Histology: Thirty six of the 60 patients (60%) underwent a liver biopsy before starting therapy. The biopsy specimens were fixed in 10 per cent formalin and stained with haematoxylin and eosin and reticulin stains. Slides were coded and read by one pathologist blinded to patient's identity. Minimum length of 15 mm of biopsy specimen or presence of at least 10 portal tracts was required. Stage of fibrosis was scored according to the metavir scoring system16. Fibroscan was not done in our study.
Efficacy assessment: Rapid viral response (RVR) was defined as an undetectable serum HCV RNA level (<50 IU/ml) four weeks after starting therapy. Complete early viral response (cEVR) was defined as an undetectable serum HCV RNA level 12 wk after starting therapy. The end of treatment response (EOT) was defined as an undetectable serum HCV RNA level after completing the treatment schedule. Sustained viral response (SVR) was defined as an undetectable serum HCV RNA level at 24 wk after stopping antiviral therapy17.
Follow up of patients and safety assessment: Clinical evaluation of patients and complete blood count was performed weekly for the first four weeks of therapy and monthly thereafter. Quantitative HCV RNA and serum alanine transaminase (ALT) levels were checked at 4, 12, 48 and 72 wk after the start of antiviral therapy. An autoimmune profile and thyroid function tests were checked every three months. Serum vitamin D level was measured at the end of the therapy. PEG-IFN alpha 2a was reduced stepwise from 180 to 135, 90 μg/dl in patients with an absolute neutrophil count <750/μl and withdrawn temporarily in patients with an absolute neutrophil count <500/μl. Treatment was suspended until absolute neutrophil count (ANC) values returned to more than 1000 cells/μl. The same dose reduction was recommended if platelet levels fell under 50,000 cells/μl, with PEG-IFN being discontinued when the 25,000 cells/μl threshold was reached.
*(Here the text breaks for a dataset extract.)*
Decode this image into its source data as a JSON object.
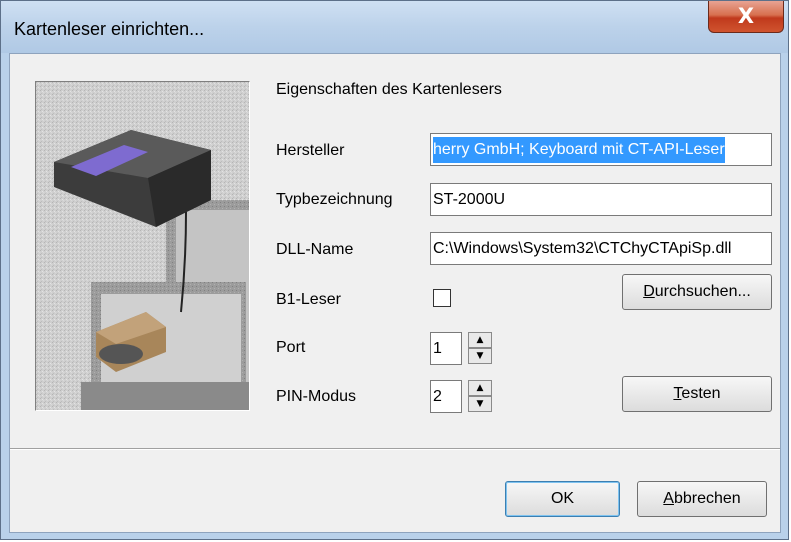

RBV dose was tapered by 200 mg/day in patients with a haemoglobin level <10 g/dl and discontinued altogether in patients with a Hb level <8.0 g/dl in both treatment groups.
Compliance was assessed at each follow up and patients were counselled to take the allocated treatments. The patients were asked about the number of prescribed doses of medication taken by them during the last 90 days. Good compliance was defined as the completion of 80 per cent of the prescribed treatment doses18. Three patients in the vitamin D + PEG-IFN/RBV group and four in control group had platelet count under 50,000 cells/μl for which dose was reduced to 135 and 90 μg/dl. Another patient in vitamin D + PEG IFN/RBV group and three in control group had ANC <1500 cells/μl requiring dose reduction. None of the patients had stopped treatment due to adverse events.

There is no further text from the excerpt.